Arrhythmogenic cardiomyopathy (AC) is an inherited heart disease associated with arrhythmias and right or biventricular dilation often leading to sudden cardiac death or heart failure. AC is mainly caused by mutations in five genes encoding cardiac desmosomal proteins (JUP, DSP, PKP2, DSG2 and DSC2). The cardiac desmosomes are cell-cell junctions coupling the cardiomyocytes. Desmocollin-2 (DSC2) and desmoglein-2 (DSG2) are members of the cadherin family and mediate the Ca2+-dependent cardiomyocyte adhesion. Plakophilin-2 (PKP2), plakoglobin (JUP) and desmoplakin (DSP) are linker proteins connecting the cytoplasmic domains of these cadherins to the intermediate filament system. However, the molecular and cellular pathomechanisms induced by mutations in these genes are widely unknown limiting the efficient development of therapeutic therapies. So far, no Dsc2 mouse model mimicking an AC is described.
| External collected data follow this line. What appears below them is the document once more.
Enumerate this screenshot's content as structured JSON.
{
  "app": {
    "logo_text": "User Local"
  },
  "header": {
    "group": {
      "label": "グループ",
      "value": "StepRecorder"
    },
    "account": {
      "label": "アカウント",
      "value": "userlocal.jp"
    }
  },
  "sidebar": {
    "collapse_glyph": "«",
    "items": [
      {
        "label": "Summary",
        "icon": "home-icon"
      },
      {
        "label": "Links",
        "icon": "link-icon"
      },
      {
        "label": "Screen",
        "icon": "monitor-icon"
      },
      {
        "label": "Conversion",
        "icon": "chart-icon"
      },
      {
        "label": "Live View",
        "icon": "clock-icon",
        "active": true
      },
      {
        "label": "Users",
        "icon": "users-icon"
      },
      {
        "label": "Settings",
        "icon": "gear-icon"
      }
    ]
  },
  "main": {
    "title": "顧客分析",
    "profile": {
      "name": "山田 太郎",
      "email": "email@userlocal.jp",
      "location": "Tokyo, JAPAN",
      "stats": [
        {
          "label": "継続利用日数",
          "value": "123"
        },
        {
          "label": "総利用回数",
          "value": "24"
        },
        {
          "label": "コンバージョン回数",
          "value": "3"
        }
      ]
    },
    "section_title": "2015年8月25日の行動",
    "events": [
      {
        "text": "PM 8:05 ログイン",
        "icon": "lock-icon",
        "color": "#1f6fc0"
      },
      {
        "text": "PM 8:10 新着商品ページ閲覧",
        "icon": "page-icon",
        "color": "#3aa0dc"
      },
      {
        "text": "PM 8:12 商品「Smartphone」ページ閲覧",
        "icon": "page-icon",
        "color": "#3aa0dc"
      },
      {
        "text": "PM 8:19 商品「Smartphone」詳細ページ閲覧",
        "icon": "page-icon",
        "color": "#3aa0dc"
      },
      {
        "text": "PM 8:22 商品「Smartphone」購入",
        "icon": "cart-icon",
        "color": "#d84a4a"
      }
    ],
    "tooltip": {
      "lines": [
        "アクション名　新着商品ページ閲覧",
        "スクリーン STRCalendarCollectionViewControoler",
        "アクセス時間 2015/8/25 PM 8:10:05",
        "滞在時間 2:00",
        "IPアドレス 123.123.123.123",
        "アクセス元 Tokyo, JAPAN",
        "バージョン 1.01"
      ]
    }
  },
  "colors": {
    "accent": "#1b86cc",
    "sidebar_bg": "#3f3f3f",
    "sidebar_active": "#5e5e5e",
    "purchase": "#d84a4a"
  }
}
The aim of this project was therefore to establish and characterize an adequate mouse model to understand the underlying pathomechanisms in vivo and ex vivo. We developed and characterized a transgenic mouse model with a cardiac-specific overexpression of DSC2. Echocardiography was used to characterize the heart function and (immuno)histology was used to characterize the structural defects the transgenic mice. Western-blot analysis and qRT-PCR was used to characterize the molecular expression changes of the desmosomal genes. Transgenic mice with a cardiac specific overexpression of DSC2 developed a severe cardiomyopathy shortly after birth with significantly reduced fractional shortening and ejection fractions. Time-dependent functional analysis revealed that the phenotype is deteriorating leading to heart failure and cardiac death after 12 weeks. The myocardial tissue of the septum as well as of both ventricular walls was significantly replaced by fibrosis and was associated with calcification and necrosis in these areas. The established cardiac specific overexpressing DSC2 mice are viable but develop a progressive biventricular cardiomyopathy mimicking the clinical phenotype of patients with arrhythmogenic cardiomyopathy. In the future this novel mouse model could contribute to further understanding of the molecular and cellular pathomechanisms leading to AC.